Editorial – As the dust settles

Jeff Burgar

The saying sort of goes, “People usually get the government they deserve.”

The source for this saying runs from the biblical Book of Judges to Socrates, to Toqueville. People not only cannot not agree where the saying comes from, they also argue what it means!

Some say, if people don’t care enough to vote, they have themselves to blame if a bad government takes office.

Others argue, if people are complacent about their leadership, not really caring what goes on above their heads, soon enough bureaucrats and even dictators take over.

Basically, arguments boil down to saying it is not the dictator or tyrant to blame when things go bad. It’s the public, through their inaction, or even their action in choosing wrong sides, which allows the events that finally, allow bad things to happen.

So, as this newspaper said last week, when one has a reasonably decent government, as was the case in both Big Lakes County and Town of High Prairie before the election, it isn’t likely many people will vote for change.

But, when the public is mostly happy with their government, it is less likely the majority of the public will turn out to vote. Happy people usually stay home. Which of course, easily results in “bad government” taking over from “good government.”
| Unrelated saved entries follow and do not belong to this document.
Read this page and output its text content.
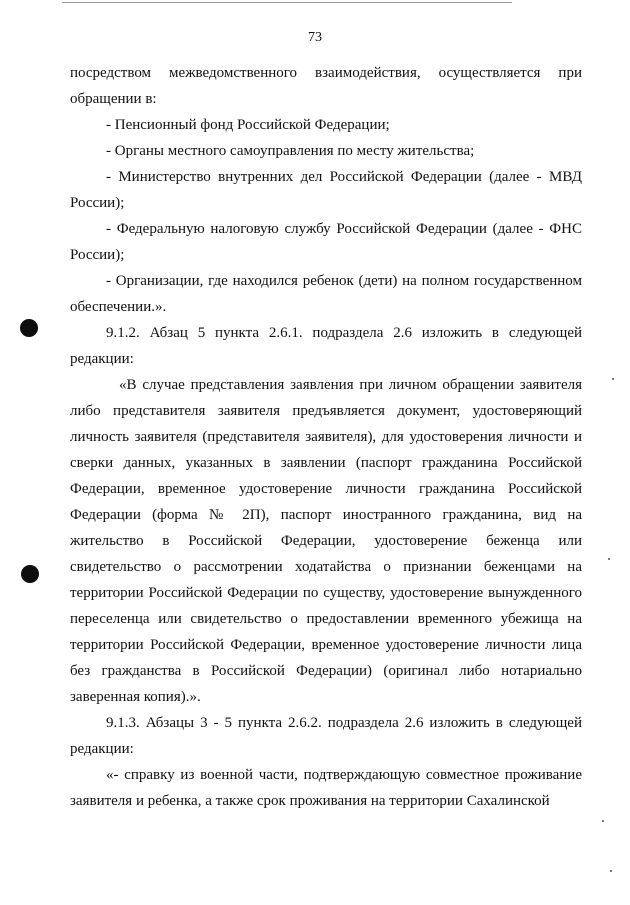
73

посредством межведомственного взаимодействия, осуществляется при обращении в:

- Пенсионный фонд Российской Федерации;

- Органы местного самоуправления по месту жительства;

- Министерство внутренних дел Российской Федерации (далее - МВД России);

- Федеральную налоговую службу Российской Федерации (далее - ФНС России);

- Организации, где находился ребенок (дети) на полном государственном обеспечении.».

9.1.2. Абзац 5 пункта 2.6.1. подраздела 2.6 изложить в следующей редакции:

«В случае представления заявления при личном обращении заявителя либо представителя заявителя предъявляется документ, удостоверяющий личность заявителя (представителя заявителя), для удостоверения личности и сверки данных, указанных в заявлении (паспорт гражданина Российской Федерации, временное удостоверение личности гражданина Российской Федерации (форма № 2П), паспорт иностранного гражданина, вид на жительство в Российской Федерации, удостоверение беженца или свидетельство о рассмотрении ходатайства о признании беженцами на территории Российской Федерации по существу, удостоверение вынужденного переселенца или свидетельство о предоставлении временного убежища на территории Российской Федерации, временное удостоверение личности лица без гражданства в Российской Федерации) (оригинал либо нотариально заверенная копия).».

9.1.3. Абзацы 3 - 5 пункта 2.6.2. подраздела 2.6 изложить в следующей редакции:

«- справку из военной части, подтверждающую совместное проживание заявителя и ребенка, а также срок проживания на территории Сахалинской
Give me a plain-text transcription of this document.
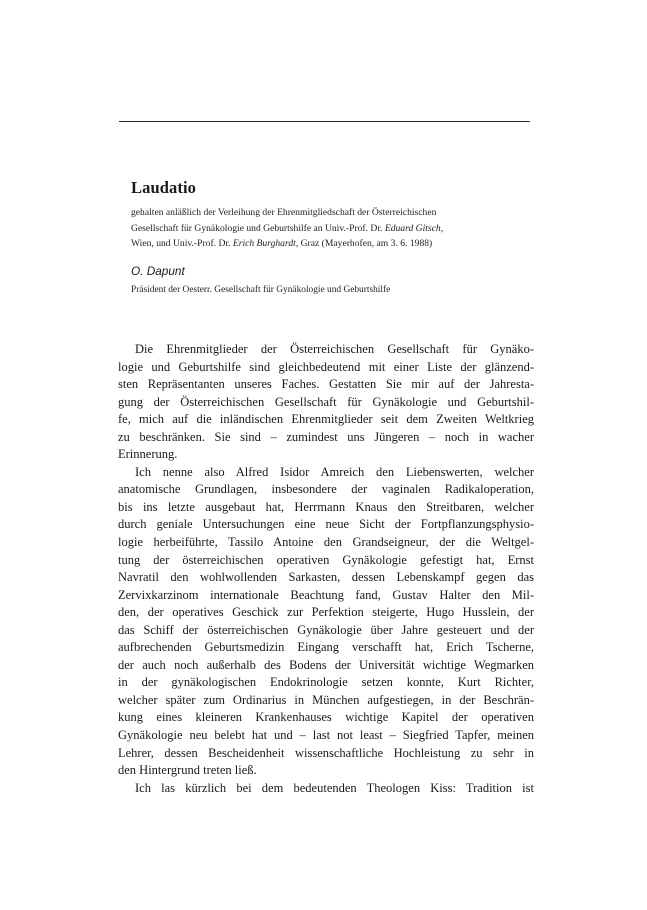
Laudatio
gehalten anläßlich der Verleihung der Ehrenmitgliedschaft der Österreichischen
Gesellschaft für Gynäkologie und Geburtshilfe an Univ.-Prof. Dr. Eduard Gitsch,
Wien, und Univ.-Prof. Dr. Erich Burghardt, Graz (Mayerhofen, am 3. 6. 1988)

O. Dapunt

Präsident der Oesterr. Gesellschaft für Gynäkologie und Geburtshilfe

Die Ehrenmitglieder der Österreichischen Gesellschaft für Gynäko-
logie und Geburtshilfe sind gleichbedeutend mit einer Liste der glänzend-
sten Repräsentanten unseres Faches. Gestatten Sie mir auf der Jahresta-
gung der Österreichischen Gesellschaft für Gynäkologie und Geburtshil-
fe, mich auf die inländischen Ehrenmitglieder seit dem Zweiten Weltkrieg
zu beschränken. Sie sind – zumindest uns Jüngeren – noch in wacher
Erinnerung.
Ich nenne also Alfred Isidor Amreich den Liebenswerten, welcher
anatomische Grundlagen, insbesondere der vaginalen Radikaloperation,
bis ins letzte ausgebaut hat, Herrmann Knaus den Streitbaren, welcher
durch geniale Untersuchungen eine neue Sicht der Fortpflanzungsphysio-
logie herbeiführte, Tassilo Antoine den Grandseigneur, der die Weltgel-
tung der österreichischen operativen Gynäkologie gefestigt hat, Ernst
Navratil den wohlwollenden Sarkasten, dessen Lebenskampf gegen das
Zervixkarzinom internationale Beachtung fand, Gustav Halter den Mil-
den, der operatives Geschick zur Perfektion steigerte, Hugo Husslein, der
das Schiff der österreichischen Gynäkologie über Jahre gesteuert und der
aufbrechenden Geburtsmedizin Eingang verschafft hat, Erich Tscherne,
der auch noch außerhalb des Bodens der Universität wichtige Wegmarken
in der gynäkologischen Endokrinologie setzen konnte, Kurt Richter,
welcher später zum Ordinarius in München aufgestiegen, in der Beschrän-
kung eines kleineren Krankenhauses wichtige Kapitel der operativen
Gynäkologie neu belebt hat und – last not least – Siegfried Tapfer, meinen
Lehrer, dessen Bescheidenheit wissenschaftliche Hochleistung zu sehr in
den Hintergrund treten ließ.
Ich las kürzlich bei dem bedeutenden Theologen Kiss: Tradition ist
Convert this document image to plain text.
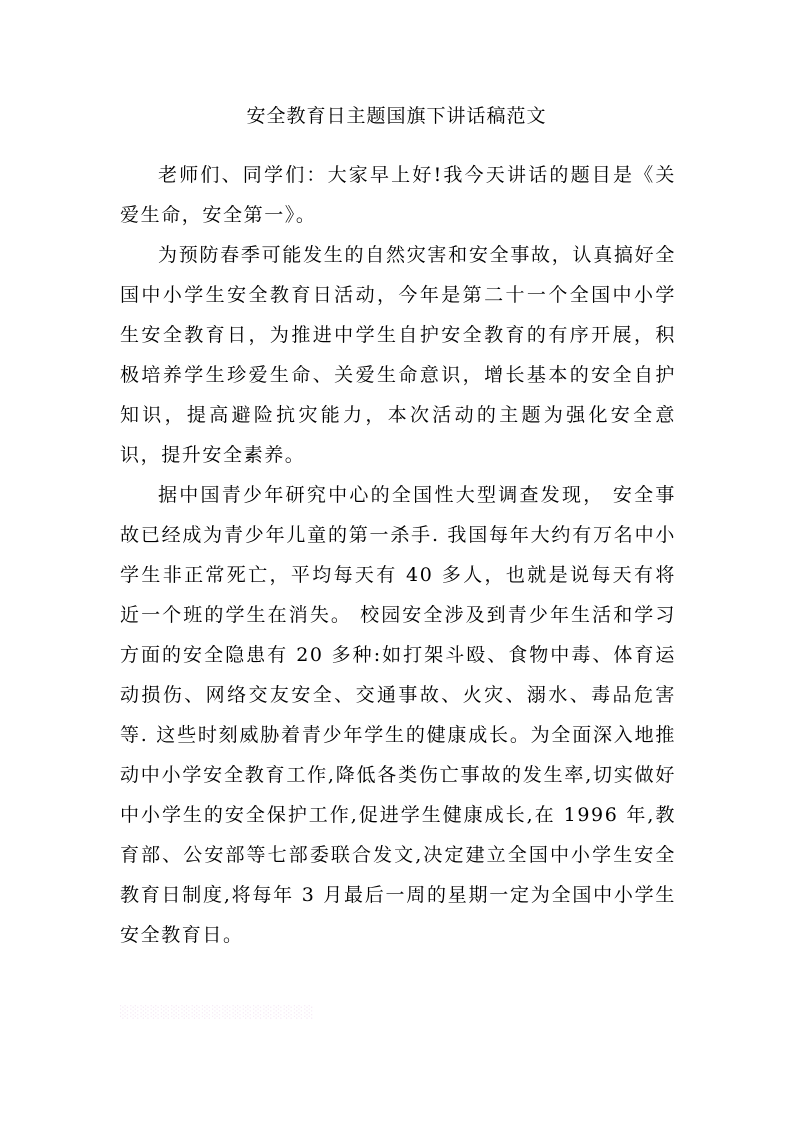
安全教育日主题国旗下讲话稿范文

老师们、同学们：大家早上好!我今天讲话的题目是《关爱生命，安全第一》。

为预防春季可能发生的自然灾害和安全事故，认真搞好全国中小学生安全教育日活动，今年是第二十一个全国中小学生安全教育日，为推进中学生自护安全教育的有序开展，积极培养学生珍爱生命、关爱生命意识，增长基本的安全自护知识，提高避险抗灾能力，本次活动的主题为强化安全意识，提升安全素养。

据中国青少年研究中心的全国性大型调查发现， 安全事故已经成为青少年儿童的第一杀手. 我国每年大约有万名中小学生非正常死亡，平均每天有 40 多人，也就是说每天有将近一个班的学生在消失。 校园安全涉及到青少年生活和学习方面的安全隐患有 20 多种:如打架斗殴、食物中毒、体育运动损伤、网络交友安全、交通事故、火灾、溺水、毒品危害等. 这些时刻威胁着青少年学生的健康成长。为全面深入地推动中小学安全教育工作,降低各类伤亡事故的发生率,切实做好中小学生的安全保护工作,促进学生健康成长,在 1996 年,教育部、公安部等七部委联合发文,决定建立全国中小学生安全教育日制度,将每年 3 月最后一周的星期一定为全国中小学生安全教育日。

░░░░░░░░░░░░░░░░░░░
A cynic can say, “Ah ha! That just proves the saying. People too lazy to vote deserve bad government!” Which is like saying, if you don’t exercise the privilege of voting that wars were fought over, and for which people have died, you really deserve anything bad that comes your way. Ouch!

So basically, no matter how hard you try to live a “good life,” [whatever that means], pay your dues, are charitable, volunteer lots, raise good children, don’t have any bad habits [whatever those might be], and try your best to be an upstanding citizen, well, if you don’t vote you deserve bad things coming your way.

This may be true. Voting is not the most popular of things to do on a rainy, sunny, cold, hot, windy, wintry or beautiful day. Indeed, it is probably much more important than most of us figure.

Not voting can indeed lead to troubling times. Troubling times, in the sense that unrest in the cities and countryside festers. Finally, people become disenchanted with their leaders.

Alberta’s last election, which remarkably swept in the New Democrat government of Rachel Notley, was more about sweeping out the inept, incestuous, pork-barreling cronyism leadership of the Conservatives. Hillary Clinton’s defeat at the hands of a Washington outsider, Donald Trump, was based on “draining the swamp” that has average Americans seeing the rich get richer, and everyone else get poorer.

There are governments everywhere that are good, bad, and very often, so new the jury is still out on them. It still has to be affirmed – you only have yourself to blame, whether it be your vote, or your silence in coming years, if your elected government turns out to be the best, not the best it could be.